The first time around, we were rather anxious parents, to say the least. We were also incredibly conscientious, and our daughter had our undivided attention. However, when our second child came along, she didn’t receive quite the same focus. Not that it was such a bad thing.
When our first child arrived, naturally she had our complete attention, day and night. Our life was all about caring for this baby, getting her to sleep, feeding her, dressing her and simply admiring every tiny thing she did. To the point where we have about ten minutes of video footage with her just ripping up a piece of paper. We thought she was so clever. After her bath, I would massage her legs while my husband would dry her hair. I would often rock her sleep. And if she so much as cleared her throat, we’d be up in flash beside her cot, checking that all was well. It was all so new and overwhelming, we couldn’t help ourselves. And having just one child, she was the centre of our world.
Be there in a second!
However, when our second daughter came along, it was a very different story. Mostly because with a toddler already on the scene, there was no time to indulge in such fastidious one-on-one parenting.
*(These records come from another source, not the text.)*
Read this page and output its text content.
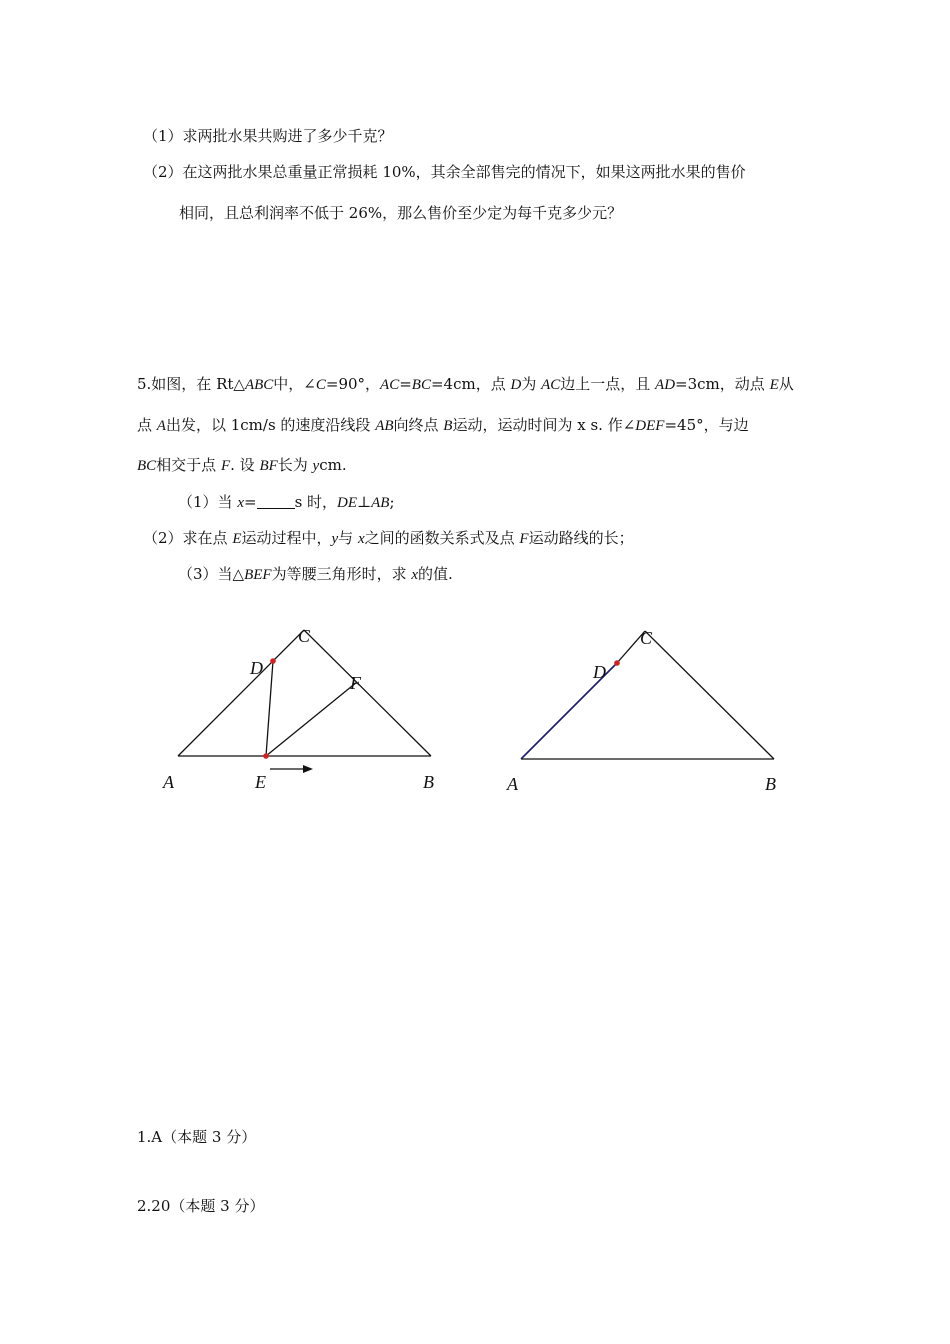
（1）求两批水果共购进了多少千克？
（2）在这两批水果总重量正常损耗 10%，其余全部售完的情况下，如果这两批水果的售价
相同，且总利润率不低于 26%，那么售价至少定为每千克多少元？
5.如图，在 Rt△ABC中，∠C=90°，AC=BC=4cm，点 D为 AC边上一点，且 AD=3cm，动点 E从
点 A出发，以 1cm/s 的速度沿线段 AB向终点 B运动，运动时间为 x s. 作∠DEF=45°，与边
BC相交于点 F. 设 BF长为 ycm.
（1）当 x=	s 时，DE⊥AB;
（2）求在点 E运动过程中，y与 x之间的函数关系式及点 F运动路线的长；
（3）当△BEF为等腰三角形时，求 x的值.
A	E	B
C
D
F
A	B
C
D
1.A（本题 3 分）
2.20（本题 3 分）
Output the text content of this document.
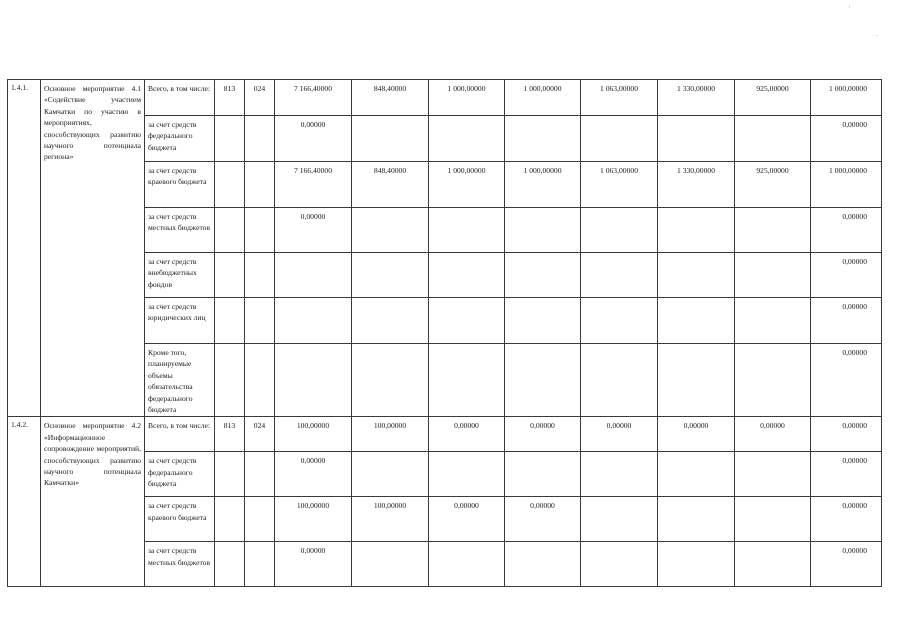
'
.
1.4.1.	Основное мероприятие 4.1 «Содействие участием Камчатки по участию в мероприятиях, способствующих развитию научного потенциала региона»	Всего, в том числе:	813	024	7 166,40000	848,40000	1 000,00000	1 000,00000	1 063,00000	1 330,00000	925,00000	1 000,00000
		за счет средств федерального бюджета			0,00000							0,00000
		за счет средств краевого бюджета			7 166,40000	848,40000	1 000,00000	1 000,00000	1 063,00000	1 330,00000	925,00000	1 000,00000
		за счет средств местных бюджетов			0,00000							0,00000
		за счет средств внебюджетных фондов										0,00000
		за счет средств юридических лиц										0,00000
		Кроме того, планируемые объемы обязательства федерального бюджета										0,00000
1.4.2.	Основное мероприятие 4.2 «Информационное сопровождение мероприятий, способствующих развитию научного потенциала Камчатки»	Всего, в том числе:	813	024	100,00000	100,00000	0,00000	0,00000	0,00000	0,00000	0,00000	0,00000
		за счет средств федерального бюджета			0,00000							0,00000
		за счет средств краевого бюджета			100,00000	100,00000	0,00000	0,00000				0,00000
		за счет средств местных бюджетов			0,00000							0,00000
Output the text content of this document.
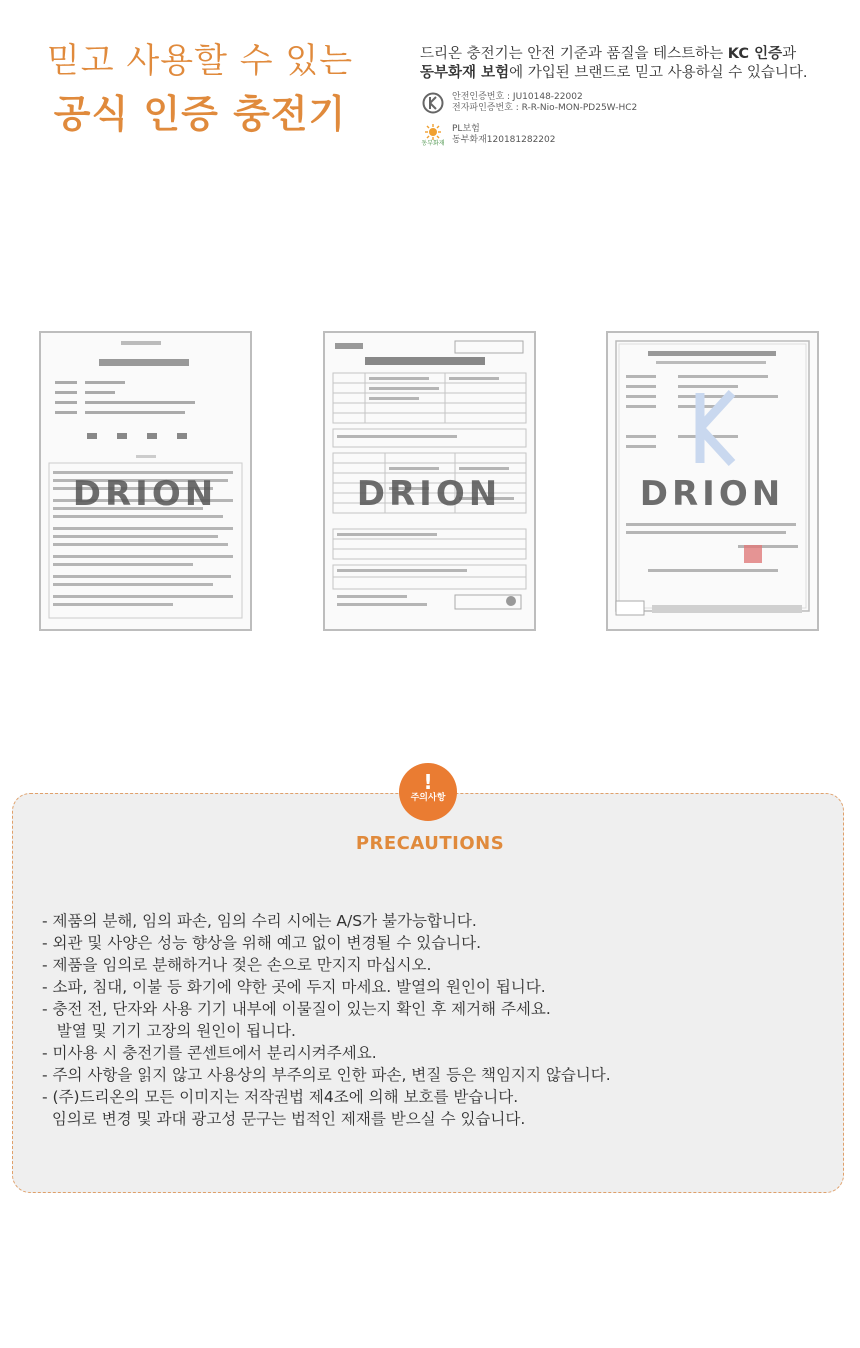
믿고 사용할 수 있는
공식 인증 충전기
드리온 충전기는 안전 기준과 품질을 테스트하는 KC 인증과
동부화재 보험에 가입된 브랜드로 믿고 사용하실 수 있습니다.
안전인증번호 : JU10148-22002
전자파인증번호 : R-R-Nio-MON-PD25W-HC2
동부화재
PL보험
동부화재120181282202
DRION	DRION	DRION
!
주의사항
PRECAUTIONS
- 제품의 분해, 임의 파손, 임의 수리 시에는 A/S가 불가능합니다.
- 외관 및 사양은 성능 향상을 위해 예고 없이 변경될 수 있습니다.
- 제품을 임의로 분해하거나 젖은 손으로 만지지 마십시오.
- 소파, 침대, 이불 등 화기에 약한 곳에 두지 마세요. 발열의 원인이 됩니다.
- 충전 전, 단자와 사용 기기 내부에 이물질이 있는지 확인 후 제거해 주세요.
발열 및 기기 고장의 원인이 됩니다.
- 미사용 시 충전기를 콘센트에서 분리시켜주세요.
- 주의 사항을 읽지 않고 사용상의 부주의로 인한 파손, 변질 등은 책임지지 않습니다.
- (주)드리온의 모든 이미지는 저작권법 제4조에 의해 보호를 받습니다.
임의로 변경 및 과대 광고성 문구는 법적인 제재를 받으실 수 있습니다.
If my second daughter called out during a day sleep, I would inevitably be in the middle of other activities such as clothes washing, finger painting, cupcake icing or email checking. My response was always a little more delayed simply because life was busier. And by the time I got to her, she usually would have re-settled and gone back to sleep. With no other option presenting, she probably thought that’s just what babies did. And it’s what most babies do. We just didn’t give our first daughter that same opportunity.
Are you okay?
If my first daughter ever tripped over, I’d be sick with worry, immediately calling my husband to discuss whether or not I needed to take her to the GP for a check-up. But the second time around, I wasn’t nearly so worried. In fact, quite the opposite. I remember once at our local playgroup, my second daughter was trying to get my attention while I was chatting to another mum, completely caught up in recounting what I felt was a most entertaining story, until eventually, I realised that my daughter had a sizeable cut on her knee and it took another mother, a friend of mine, to source a bandaid from the first aid box to cover it up.
Did I hear something?
Then there was the occasion when both girls were asleep, my husband was working late, and I was enjoying a rare evening to myself, a bowl of pasta on my lap and my favourite show on the TV. I thought I heard one of the girls cry out. Trying to be a more relaxed second-time parent, I waited, not wanting to jump in too soon. But I heard nothing more and assumed that whoever it was had re-settled. Disaster averted.
However, an hour later, I went in to check up on them, only to find my youngest had been sick absolutely everywhere – and as no one had come to help, she’d had no choice but to go back to sleep. Naturally, I felt absolutely terrible and cleaned her up immediately. That would never have happened with my first child, but no harm was done, and she was none the wiser. In fact, that was the night she gave up her bottle before bed. So, in fact, it was actually a good thing.
Not that my second child was, or is, neglected. Far from it. She’s very well looked after and is incredibly adored. It’s just a different experience and in many ways, she’s better off for it, more resilient and independent. My first child, no doubt, felt like she had to stand to one side and make room for her sister, instantly forgetting all the many leg massages and focused attention she’d received. On the other hand, my second child clearly had to fight for attention since she was a young age and still does today. But on a positive note, she did get the more relaxed version of her parents, and considering how fraught we were the first time around, maybe coming second wasn’t such a bad thing after all.